Alexander Matrunich bio photo By Alexander Matrunich

The problem and the opportunity

Flows of data in organizations today are constant and unstoppable. A report based on a data slice from a specific timestamp is already outdated after a half of hour. The infrastructure of R allows us to create documents, where tables, plots and other calculation-based insertions are automatically updated every time you regenerate these documents.

This technology is called RMarkdown.

What do you get exactly by employing RMarkdown

For example, an analyst can prepare a report by mixing a body of text with chunks of R (or other statistical package) source code. Then when the final document is produced, the code chunks are replaced by results of their evaluation: plotting instructions are displaced by graphics, tabulating commands by tables etc.

For dessimination and publication a RMarkdown file can be converted into a broad range of formats: Word, PDF, HTML web-pages etc.
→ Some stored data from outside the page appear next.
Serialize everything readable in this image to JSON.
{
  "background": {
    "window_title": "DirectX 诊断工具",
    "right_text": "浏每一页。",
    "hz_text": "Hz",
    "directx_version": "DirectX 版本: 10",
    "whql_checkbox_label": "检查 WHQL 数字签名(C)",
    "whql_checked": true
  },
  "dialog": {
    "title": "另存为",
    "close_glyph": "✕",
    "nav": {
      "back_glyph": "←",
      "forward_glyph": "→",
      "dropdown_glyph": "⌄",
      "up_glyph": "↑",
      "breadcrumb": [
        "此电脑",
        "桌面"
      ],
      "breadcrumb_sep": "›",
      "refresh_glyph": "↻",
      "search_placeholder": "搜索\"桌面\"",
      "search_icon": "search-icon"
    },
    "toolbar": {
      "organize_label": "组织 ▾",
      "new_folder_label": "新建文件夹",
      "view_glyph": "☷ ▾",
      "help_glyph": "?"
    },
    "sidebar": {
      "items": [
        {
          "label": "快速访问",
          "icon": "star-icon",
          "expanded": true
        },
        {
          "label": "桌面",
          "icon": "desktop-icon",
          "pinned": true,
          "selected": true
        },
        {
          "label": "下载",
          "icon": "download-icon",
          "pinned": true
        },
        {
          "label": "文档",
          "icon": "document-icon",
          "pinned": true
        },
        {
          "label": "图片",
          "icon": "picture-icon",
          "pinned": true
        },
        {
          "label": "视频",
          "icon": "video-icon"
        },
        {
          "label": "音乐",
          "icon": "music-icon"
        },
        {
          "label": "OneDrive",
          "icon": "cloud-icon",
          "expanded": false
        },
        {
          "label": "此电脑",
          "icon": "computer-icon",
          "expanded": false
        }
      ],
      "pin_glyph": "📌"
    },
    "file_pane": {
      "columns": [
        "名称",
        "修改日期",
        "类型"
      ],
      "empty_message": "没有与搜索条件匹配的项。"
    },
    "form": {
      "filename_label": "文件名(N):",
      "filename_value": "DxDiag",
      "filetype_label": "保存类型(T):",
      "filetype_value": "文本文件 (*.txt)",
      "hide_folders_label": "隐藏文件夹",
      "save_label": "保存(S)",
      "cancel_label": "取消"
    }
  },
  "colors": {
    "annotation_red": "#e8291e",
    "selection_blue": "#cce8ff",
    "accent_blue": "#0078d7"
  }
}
That is right: the analyst works with a single document, but that single document can generate output in any of several formats.

What do you need to generate reproducible reports in RMarkdown

Skills

The Markdown format is very simple. It is comprised of a bunch of conventions to mark paragraphs, headings of different levels, numbered and unordered lists, links, etc. It is much simpler than LaTeX, if you are familiar with that format. It is difficult to compare Markdown with preparing documents in MS Word, because they have completely different approaches. You will not likely spend more than 10 minutes learning how to use Markdown.

Learnig R is another story!

Software

All software for producing and working with RMarkdown documents is free. Basically you need R and RStudio IDE. RStudio will provide you with all required R-packages and dependencies. If you want to generate documents in PDF format, also you will need to install one of the LaTeX engines. It is more complex, but is also free software.

How does RMarkdown work

So RMarkdown consists of two components: documents in Markdown format and chunks of R commands. The job is done by a specific R-package knitr. It looks through the document and finds R commands. Knitr executes all these commands and creates new document, where R commands are substituted by their results. At this step we have clean Markdown document. Then knitr runs programm Pandoc, which converts Markdown document into file of desired format.